The Red Fez

The Red Fez:On Art and Possession in Africa

  • Paperback

This remarkable and controversial book explores the ways in which colonial Europeans have been represented in African ritual art and drama. Through a profound re-examination of Western concepts of otherness and mimesis, the anthropologist and art historian Fritz Kramer shows that African images of Europeans -in sculpture, masquerades and, above all, spirit possession - are the reverse and also the counterpart of European images of the Other as savage, whether noble or ignoble. For Africans, Europeans belonged to the realm of nature, to a state of innocence.

Rejecting the modernist view of African art as abstract, Kramer insists on its mimetic qualities.

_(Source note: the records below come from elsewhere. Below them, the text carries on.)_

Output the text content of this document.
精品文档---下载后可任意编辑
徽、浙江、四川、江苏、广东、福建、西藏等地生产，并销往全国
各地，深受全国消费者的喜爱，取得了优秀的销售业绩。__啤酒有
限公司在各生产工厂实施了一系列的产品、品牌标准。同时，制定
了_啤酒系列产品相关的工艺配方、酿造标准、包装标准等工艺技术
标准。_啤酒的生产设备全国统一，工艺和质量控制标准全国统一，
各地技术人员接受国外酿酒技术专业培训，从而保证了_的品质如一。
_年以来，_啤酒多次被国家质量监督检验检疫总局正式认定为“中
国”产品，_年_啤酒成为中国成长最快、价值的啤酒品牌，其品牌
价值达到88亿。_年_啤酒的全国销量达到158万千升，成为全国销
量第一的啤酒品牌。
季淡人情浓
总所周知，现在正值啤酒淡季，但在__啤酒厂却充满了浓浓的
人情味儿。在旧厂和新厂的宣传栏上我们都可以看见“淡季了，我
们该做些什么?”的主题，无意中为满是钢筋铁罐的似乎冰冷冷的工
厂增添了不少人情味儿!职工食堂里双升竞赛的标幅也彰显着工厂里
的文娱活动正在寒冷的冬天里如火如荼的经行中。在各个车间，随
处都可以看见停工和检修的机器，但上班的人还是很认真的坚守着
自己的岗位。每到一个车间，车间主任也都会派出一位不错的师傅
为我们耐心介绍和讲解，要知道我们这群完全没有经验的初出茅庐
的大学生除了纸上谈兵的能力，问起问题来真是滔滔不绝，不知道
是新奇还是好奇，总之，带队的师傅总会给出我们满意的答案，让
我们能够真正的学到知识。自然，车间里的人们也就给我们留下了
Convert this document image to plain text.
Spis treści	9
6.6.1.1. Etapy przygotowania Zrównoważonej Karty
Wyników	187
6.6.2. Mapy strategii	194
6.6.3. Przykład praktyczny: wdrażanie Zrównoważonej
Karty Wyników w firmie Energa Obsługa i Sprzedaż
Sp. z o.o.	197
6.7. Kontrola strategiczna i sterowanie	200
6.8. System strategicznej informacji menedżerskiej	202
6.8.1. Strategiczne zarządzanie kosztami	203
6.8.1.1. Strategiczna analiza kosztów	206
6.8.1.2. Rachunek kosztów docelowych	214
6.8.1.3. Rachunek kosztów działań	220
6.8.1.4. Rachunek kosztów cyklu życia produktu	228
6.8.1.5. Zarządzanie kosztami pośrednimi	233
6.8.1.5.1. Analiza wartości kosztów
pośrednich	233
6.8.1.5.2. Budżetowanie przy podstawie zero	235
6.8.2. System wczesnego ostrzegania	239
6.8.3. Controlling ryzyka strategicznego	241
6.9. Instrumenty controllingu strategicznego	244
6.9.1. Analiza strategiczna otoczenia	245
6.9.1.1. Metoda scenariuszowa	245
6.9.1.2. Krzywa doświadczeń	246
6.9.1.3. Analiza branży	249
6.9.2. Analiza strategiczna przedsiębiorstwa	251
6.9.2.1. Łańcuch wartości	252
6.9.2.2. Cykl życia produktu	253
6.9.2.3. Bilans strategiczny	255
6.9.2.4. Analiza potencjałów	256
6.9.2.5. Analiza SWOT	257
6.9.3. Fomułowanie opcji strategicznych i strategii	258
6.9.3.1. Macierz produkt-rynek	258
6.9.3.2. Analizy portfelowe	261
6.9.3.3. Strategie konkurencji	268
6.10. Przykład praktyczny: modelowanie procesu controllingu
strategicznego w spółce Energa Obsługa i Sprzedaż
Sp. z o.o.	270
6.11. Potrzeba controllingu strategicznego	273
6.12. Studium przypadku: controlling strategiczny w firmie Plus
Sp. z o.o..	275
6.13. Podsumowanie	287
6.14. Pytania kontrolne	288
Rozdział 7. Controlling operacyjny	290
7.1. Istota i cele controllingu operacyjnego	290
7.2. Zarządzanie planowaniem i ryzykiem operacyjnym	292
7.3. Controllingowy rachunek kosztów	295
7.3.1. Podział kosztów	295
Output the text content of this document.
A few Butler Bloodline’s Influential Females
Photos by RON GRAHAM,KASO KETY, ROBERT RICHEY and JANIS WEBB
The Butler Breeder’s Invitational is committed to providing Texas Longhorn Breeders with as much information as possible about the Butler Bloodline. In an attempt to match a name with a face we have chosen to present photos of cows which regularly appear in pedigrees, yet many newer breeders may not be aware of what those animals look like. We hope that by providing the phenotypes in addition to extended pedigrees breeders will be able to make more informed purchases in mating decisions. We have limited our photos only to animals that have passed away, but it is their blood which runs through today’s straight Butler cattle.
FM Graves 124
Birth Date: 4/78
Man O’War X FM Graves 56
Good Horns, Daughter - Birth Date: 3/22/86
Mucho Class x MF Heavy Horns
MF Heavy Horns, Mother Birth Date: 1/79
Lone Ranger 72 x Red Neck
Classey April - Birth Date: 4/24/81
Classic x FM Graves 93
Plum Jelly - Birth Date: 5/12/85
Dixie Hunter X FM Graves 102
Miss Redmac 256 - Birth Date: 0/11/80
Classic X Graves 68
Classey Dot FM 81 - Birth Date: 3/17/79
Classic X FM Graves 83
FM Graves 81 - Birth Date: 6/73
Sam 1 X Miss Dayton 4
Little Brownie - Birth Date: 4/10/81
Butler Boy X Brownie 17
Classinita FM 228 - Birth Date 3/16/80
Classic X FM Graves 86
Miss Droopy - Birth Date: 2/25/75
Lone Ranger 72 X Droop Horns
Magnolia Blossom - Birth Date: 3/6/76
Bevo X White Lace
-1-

These rituals are representations of some-thing experienced, although the experiences have been transformed into spirits. In ways which may echo nineteenth-century European realism, they reveal the power of the visible, of the telling, obsessive detail: a feather, a shirt, or the eponymous red fez which runs like a leitmotiv through spirit possession cults of the early colonial period. Just as one danced an ancestor or an animal, so one could dance a motor-car or an aeroplane, possessed by the spirit of the thing.

The Red Fez is certainly a book of wonders but, more importantly, it is a study of wonderment. Fritz Kramer takes his readers through a hall of mirrors, in which can be found startling likenesses of ourselves and our culture. By different paths, Kramer leads us through another world back to our own, presenting a challenge to anthropology and indeed to social science as a whole.